Em Thu, May 29, 2014 at 11:17:05AM -0300, 'Arnaldo Carvalho de Melo' escreveu:
> Em Thu, May 29, 2014 at 02:06:04PM +0000, David Laight escreveu:
> > From: 'Arnaldo Carvalho de Melo'
> > ...
> > > > I remember some discussions from an XNET standards meeting (I've forgotten
> > > > exactly which errors on which calls were being discussed).
> > > > My recollection is that you return success with a partial transfer
> > > > count for ANY error that happens after some data has been transferred.
> > > > The actual error will be returned when it happens again on the next
> > > > system call - Note the AGAIN, not a saved error.
 
> > > A saved error, for the right entity, in the recvmmsg case, that
> > > basically is batching multiple recvmsg syscalls, doesn't sound like a
> > > problem, i.e. the idea is to, as much as possible, mimic what multiple
> > > recvmsg calls would do, but reduce its in/out kernel (and inside kernel
> > > subsystems) overhead.
 
> > > Perhaps we can have something in between, i.e. for things like EFAULT,
> > > we should report straight away, effectively dropping whatever datagrams
> > > successfully received in the current batch, do you agree?
  
> > Not unreasonable - EFAULT shouldn't happen unless the application
> > is buggy.
 
> Ok.

So the patch below should handle it, and record that the packets were
dropped, not at the transport level, like UDP_MIB_INERRORS, for
instance, would indicate, but at the batching, recvmmsg level, so
perhaps we'll need a MIB variable for that.

Also a counterpart to the trace_kfree_skb(skb, udp_recvmsg) tracepoint
for dropwatch and similar tools to use, Neil?

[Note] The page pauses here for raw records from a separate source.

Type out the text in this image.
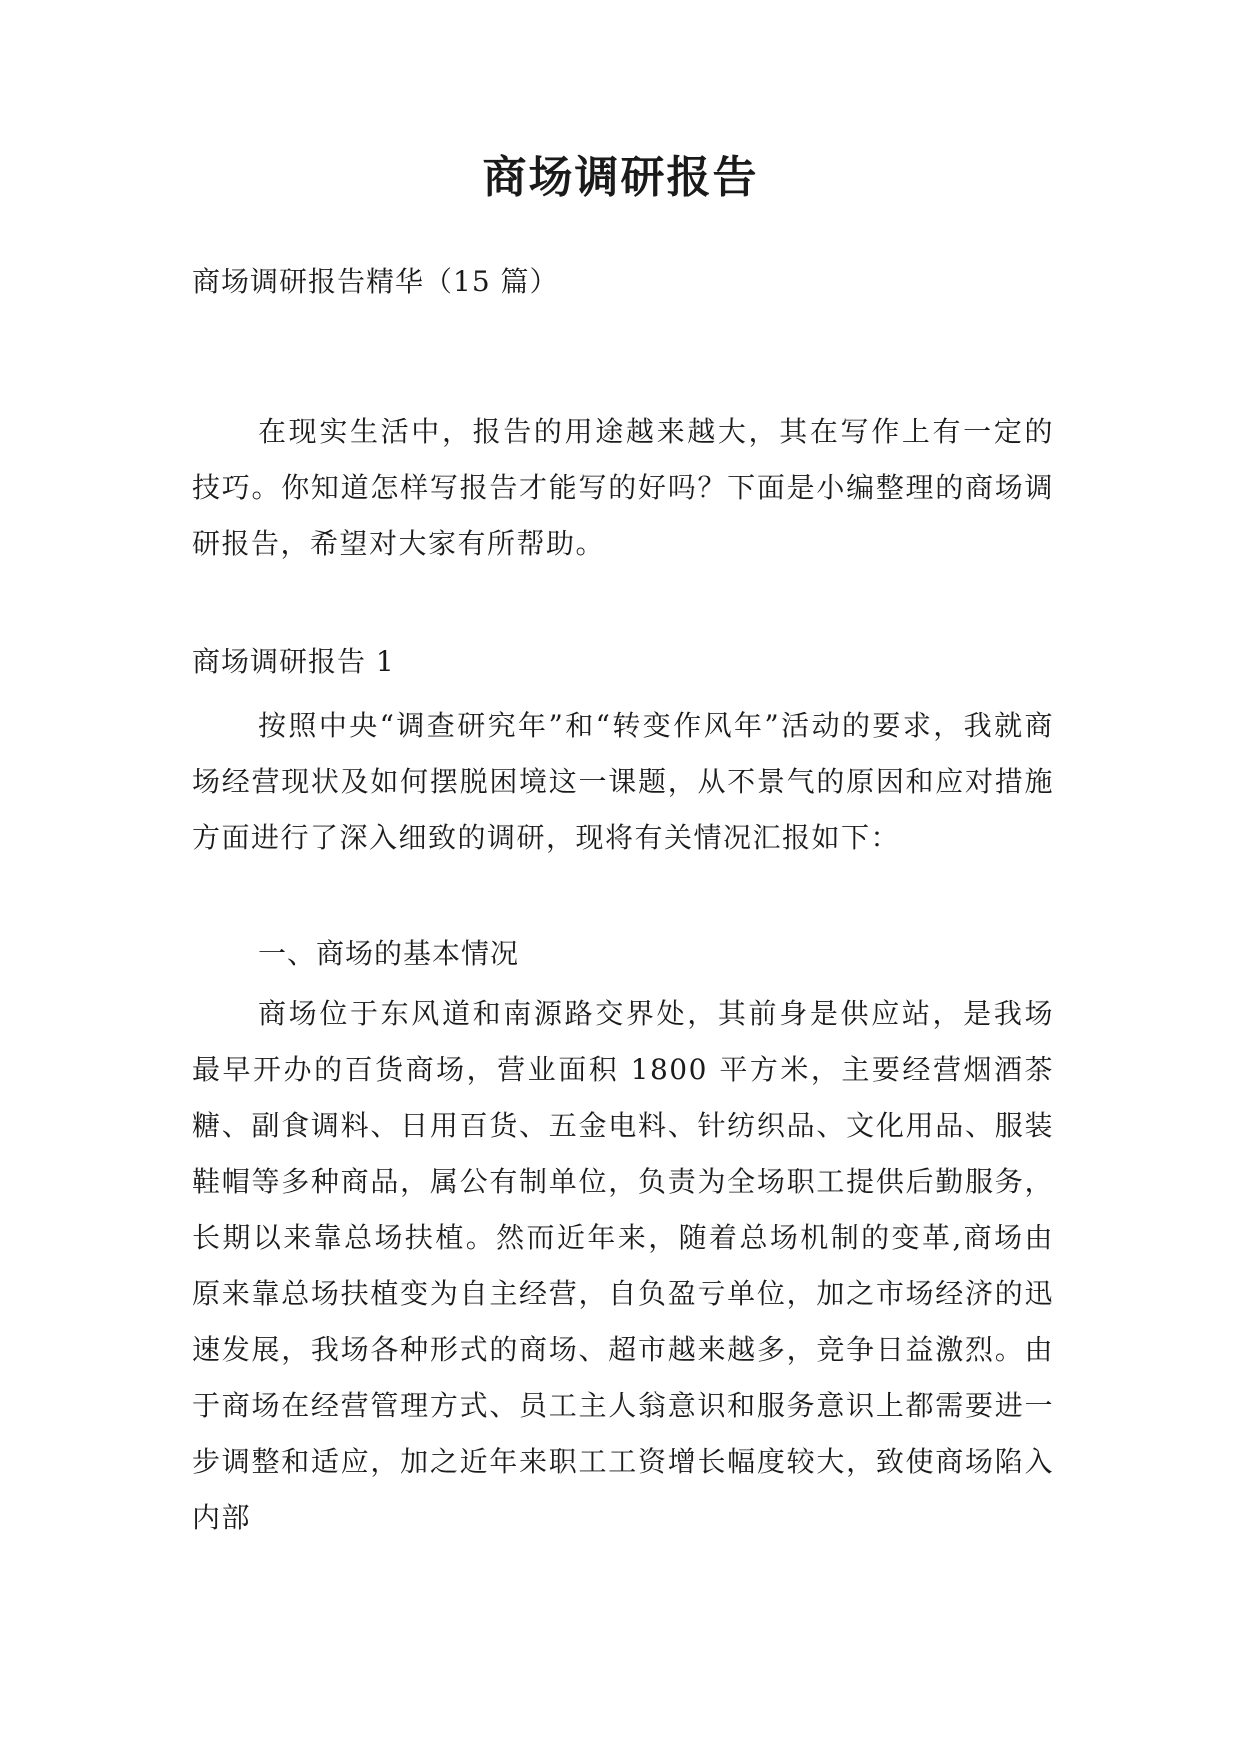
商场调研报告
商场调研报告精华（15 篇）
在现实生活中，报告的用途越来越大，其在写作上有一定的技巧。你知道怎样写报告才能写的好吗？下面是小编整理的商场调研报告，希望对大家有所帮助。
商场调研报告 1
按照中央“调查研究年”和“转变作风年”活动的要求，我就商场经营现状及如何摆脱困境这一课题，从不景气的原因和应对措施方面进行了深入细致的调研，现将有关情况汇报如下：
一、商场的基本情况
商场位于东风道和南源路交界处，其前身是供应站，是我场最早开办的百货商场，营业面积 1800 平方米，主要经营烟酒茶糖、副食调料、日用百货、五金电料、针纺织品、文化用品、服装鞋帽等多种商品，属公有制单位，负责为全场职工提供后勤服务，长期以来靠总场扶植。然而近年来，随着总场机制的变革,商场由原来靠总场扶植变为自主经营，自负盈亏单位，加之市场经济的迅速发展，我场各种形式的商场、超市越来越多，竞争日益激烈。由于商场在经营管理方式、员工主人翁意识和服务意识上都需要进一步调整和适应，加之近年来职工工资增长幅度较大，致使商场陷入内部
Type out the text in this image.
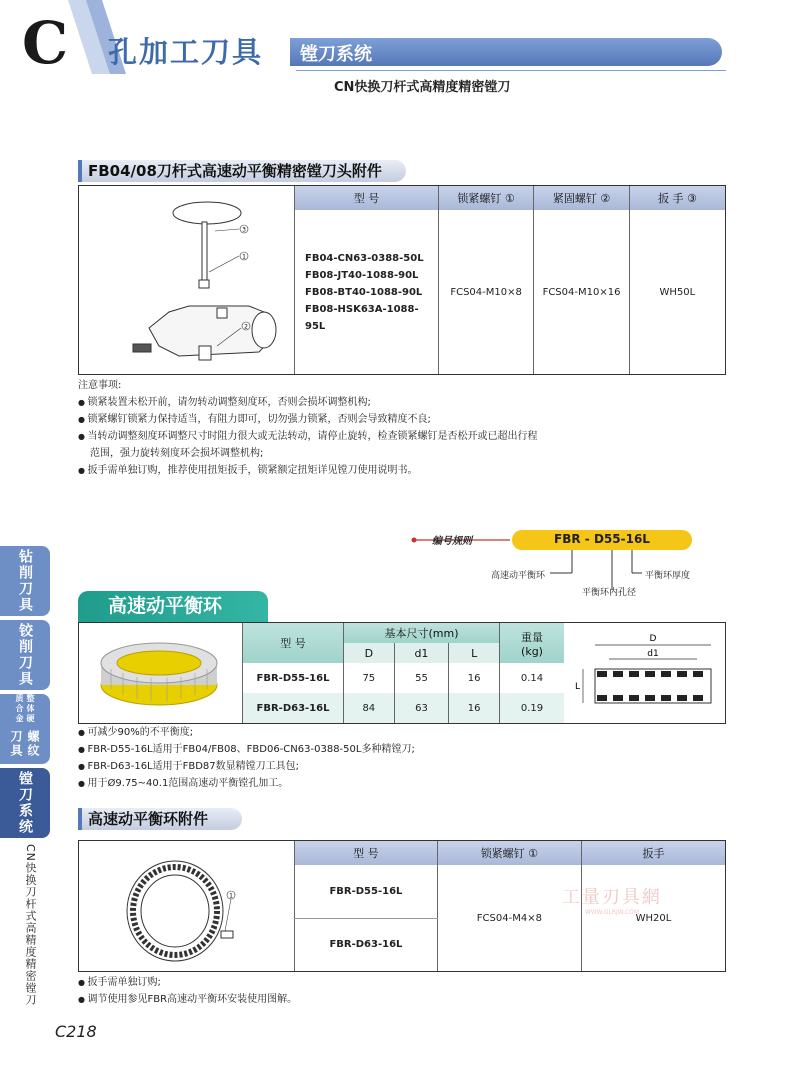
C 孔加工刀具 镗刀系统
CN快换刀杆式高精度精密镗刀
FB04/08刀杆式高速动平衡精密镗刀头附件
3
1
2
型 号	锁紧螺钉 ①	紧固螺钉 ②	扳 手 ③

FB04-CN63-0388-50L
FB08-JT40-1088-90L
FB08-BT40-1088-90L
FB08-HSK63A-1088-95L	FCS04-M10×8	FCS04-M10×16	WH50L
注意事项:
● 锁紧装置未松开前，请勿转动调整刻度环，否则会损坏调整机构;
● 锁紧螺钉锁紧力保持适当，有阻力即可，切勿强力锁紧，否则会导致精度不良;
● 当转动调整刻度环调整尺寸时阻力很大或无法转动，请停止旋转，检查锁紧螺钉是否松开或已超出行程
范围，强力旋转刻度环会损坏调整机构;
● 扳手需单独订购，推荐使用扭矩扳手，锁紧额定扭矩详见镗刀使用说明书。
编号规则	FBR - D55-16L
高速动平衡环
平衡环内孔径
平衡环厚度
钻削刀具
铰削刀具
整体硬质合金
螺纹刀具
镗刀系统
CN快换刀杆式高精度精密镗刀
高速动平衡环
型 号	基本尺寸(mm)			重量
(kg)
	D	d1	L	
FBR-D55-16L	75	55	16	0.14
FBR-D63-16L	84	63	16	0.19
D
d1
L
● 可减少90%的不平衡度;
● FBR-D55-16L适用于FB04/FB08、FBD06-CN63-0388-50L多种精镗刀;
● FBR-D63-16L适用于FBD87数显精镗刀工具包;
● 用于Ø9.75~40.1范围高速动平衡镗孔加工。
高速动平衡环附件
1
型 号	锁紧螺钉 ①	扳手
FBR-D55-16L	FCS04-M4×8	WH20L
工量刃具網
WWW.GLRJW.COM

FBR-D63-16L		
● 扳手需单独订购;
● 调节使用参见FBR高速动平衡环安装使用图解。
C218
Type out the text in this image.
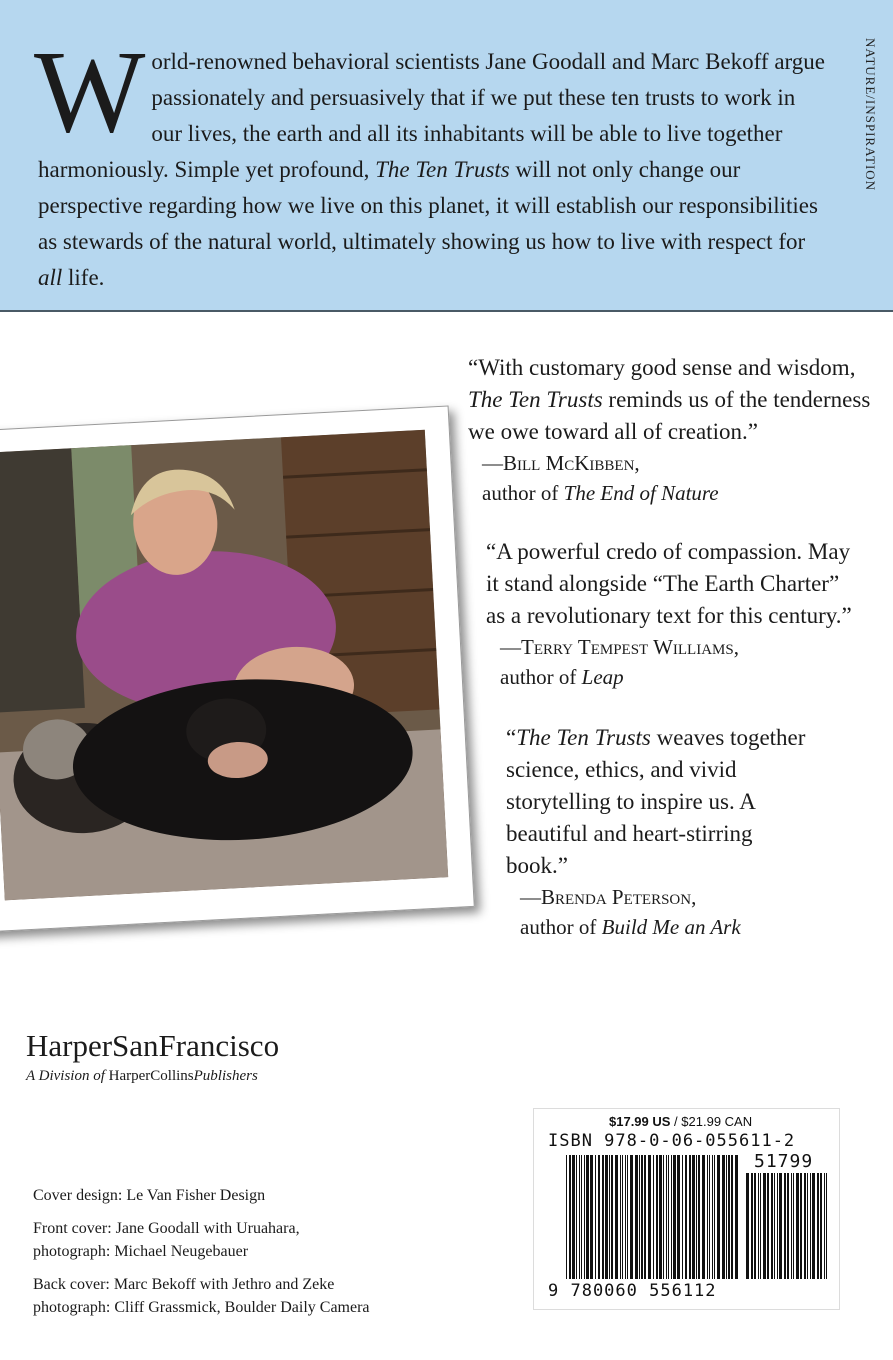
World-renowned behavioral scientists Jane Goodall and Marc Bekoff argue passionately and persuasively that if we put these ten trusts to work in our lives, the earth and all its inhabitants will be able to live together harmoniously. Simple yet profound, The Ten Trusts will not only change our perspective regarding how we live on this planet, it will establish our responsibilities as stewards of the natural world, ultimately showing us how to live with respect for all life.
NATURE/INSPIRATION
“With customary good sense and wisdom, The Ten Trusts reminds us of the tenderness we owe toward all of creation.”
—Bill McKibben,
author of The End of Nature
“A powerful credo of compassion. May it stand alongside “The Earth Charter” as a revolutionary text for this century.”
—Terry Tempest Williams,
author of Leap
“The Ten Trusts weaves together science, ethics, and vivid storytelling to inspire us. A beautiful and heart-stirring book.”
—Brenda Peterson,
author of Build Me an Ark
HarperSanFrancisco
A Division of HarperCollinsPublishers

Cover design: Le Van Fisher Design

Front cover: Jane Goodall with Uruahara,
photograph: Michael Neugebauer

Back cover: Marc Bekoff with Jethro and Zeke
photograph: Cliff Grassmick, Boulder Daily Camera

$17.99 US / $21.99 CAN
ISBN 978-0-06-055611-2
51799
9 780060 556112
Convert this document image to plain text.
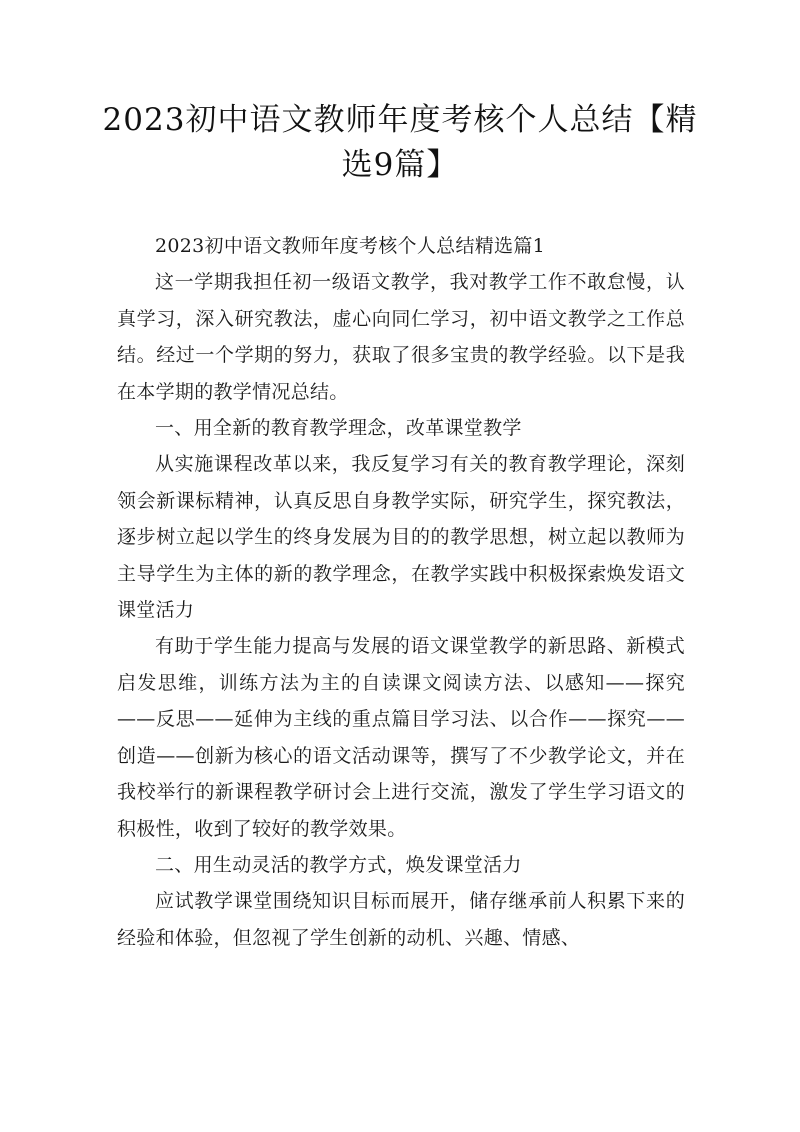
2023初中语文教师年度考核个人总结【精选9篇】

2023初中语文教师年度考核个人总结精选篇1

这一学期我担任初一级语文教学，我对教学工作不敢怠慢，认真学习，深入研究教法，虚心向同仁学习，初中语文教学之工作总结。经过一个学期的努力，获取了很多宝贵的教学经验。以下是我在本学期的教学情况总结。

一、用全新的教育教学理念，改革课堂教学

从实施课程改革以来，我反复学习有关的教育教学理论，深刻领会新课标精神，认真反思自身教学实际，研究学生，探究教法，逐步树立起以学生的终身发展为目的的教学思想，树立起以教师为主导学生为主体的新的教学理念，在教学实践中积极探索焕发语文课堂活力

有助于学生能力提高与发展的语文课堂教学的新思路、新模式启发思维，训练方法为主的自读课文阅读方法、以感知——探究——反思——延伸为主线的重点篇目学习法、以合作——探究——创造——创新为核心的语文活动课等，撰写了不少教学论文，并在我校举行的新课程教学研讨会上进行交流，激发了学生学习语文的积极性，收到了较好的教学效果。

二、用生动灵活的教学方式，焕发课堂活力

应试教学课堂围绕知识目标而展开，储存继承前人积累下来的经验和体验，但忽视了学生创新的动机、兴趣、情感、
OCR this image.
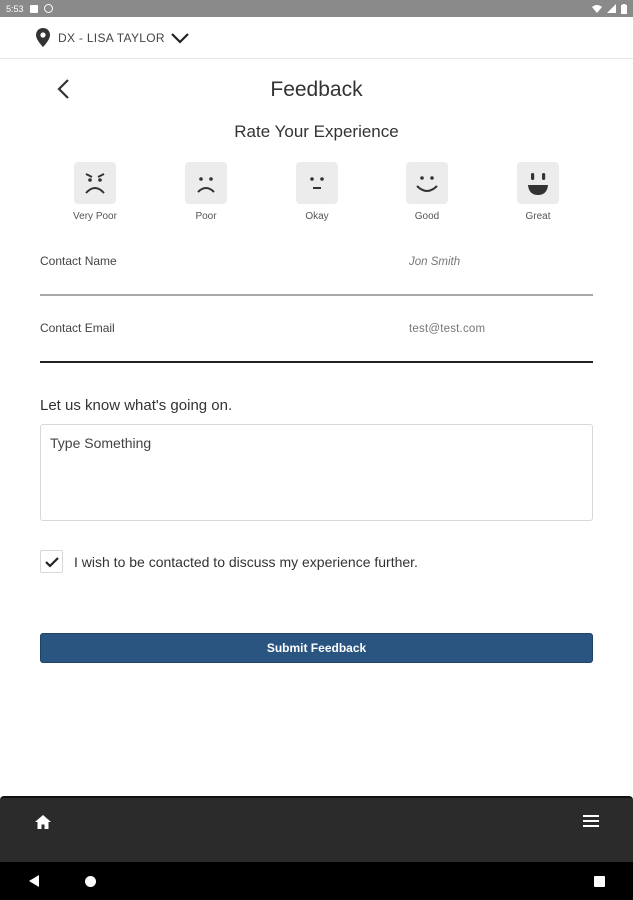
5:53
DX - LISA TAYLOR
Feedback
Rate Your Experience
Very Poor	Poor	Okay	Good	Great
Contact Name	Jon Smith
Contact Email	test@test.com
Let us know what's going on.
Type Something
I wish to be contacted to discuss my experience further.
Submit Feedback
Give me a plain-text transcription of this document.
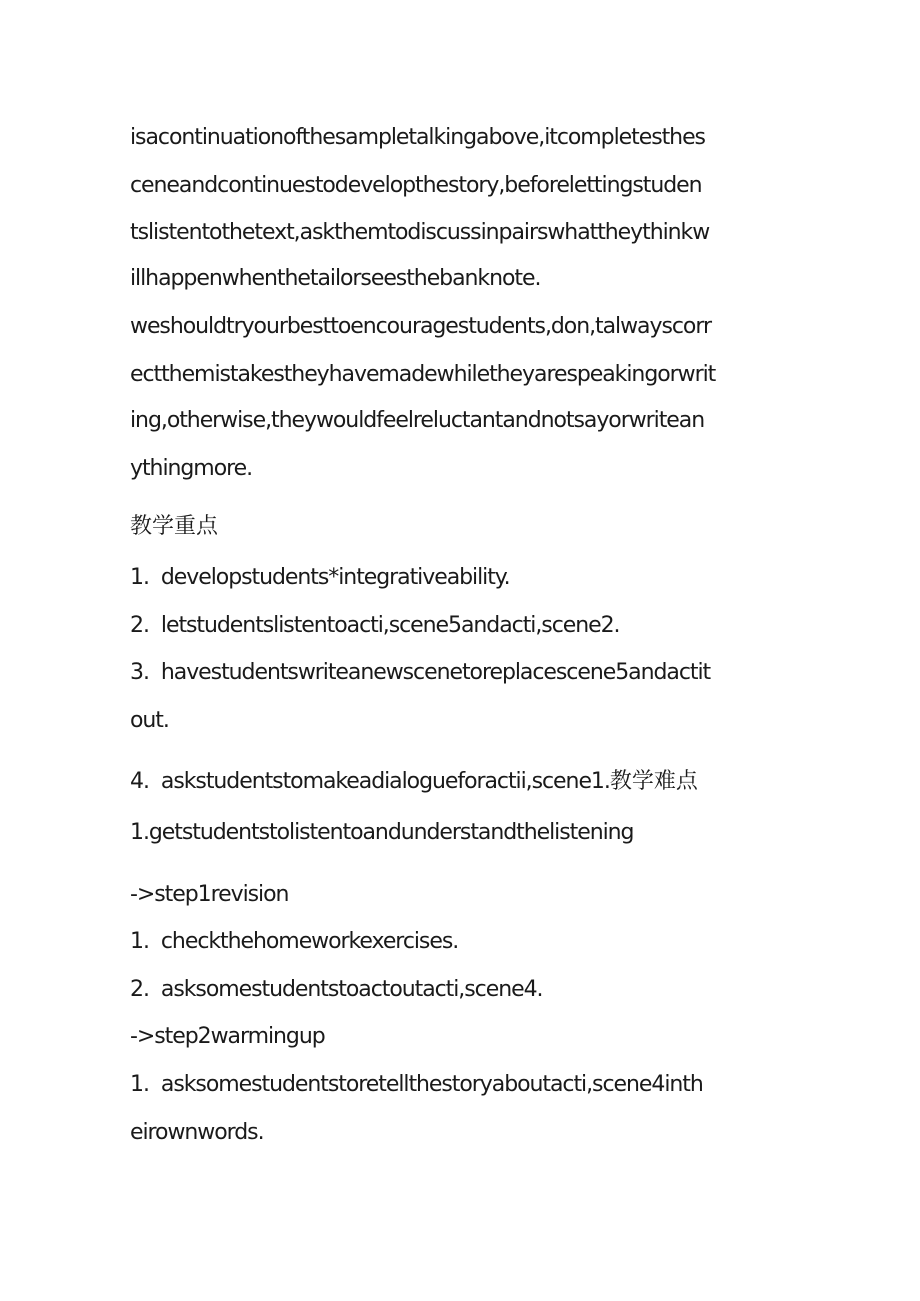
isacontinuationofthesampletalkingabove,itcompletesthes
ceneandcontinuestodevelopthestory,beforelettingstuden
tslistentothetext,askthemtodiscussinpairswhattheythinkw
illhappenwhenthetailorseesthebanknote.
weshouldtryourbesttoencouragestudents,don,talwayscorr
ectthemistakestheyhavemadewhiletheyarespeakingorwrit
ing,otherwise,theywouldfeelreluctantandnotsayorwritean
ythingmore.
教学重点
1. developstudents*integrativeability.
2. letstudentslistentoacti,scene5andacti,scene2.
3. havestudentswriteanewscenetoreplacescene5andactit
out.
4. askstudentstomakeadialogueforactii,scene1.教学难点
1.getstudentstolistentoandunderstandthelistening
->step1revision
1. checkthehomeworkexercises.
2. asksomestudentstoactoutacti,scene4.
->step2warmingup
1. asksomestudentstoretellthestoryaboutacti,scene4inth
eirownwords.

I'm keeping this separate from the timeout update patch.

- Arnaldo

diff --git a/net/socket.c b/net/socket.c
index abf56b2a14f9..63491f015912 100644
--- a/net/socket.c
+++ b/net/socket.c
@@ -2415,13 +2415,17 @@ out_put:
 		return datagrams;
 
 	if (datagrams != 0) {
+		if (err == -EFAULT) {
+			atomic_add(datagrams, &sock->sk->sk_drops);
+			return -EFAULT;
+		}
 		/*
 		 * We may return less entries than requested (vlen) if the
 		 * sock is non block and there aren't enough datagrams...
 		 */
 		if (err != -EAGAIN) {
 			/*
-			 * ... or  if recvmsg returns an error after we
+			 * ... or if recvmsg returns a socket error after we
 			 * received some datagrams, where we record the
 			 * error to return on the next call or if the
 			 * app asks about it using getsockopt(SO_ERROR).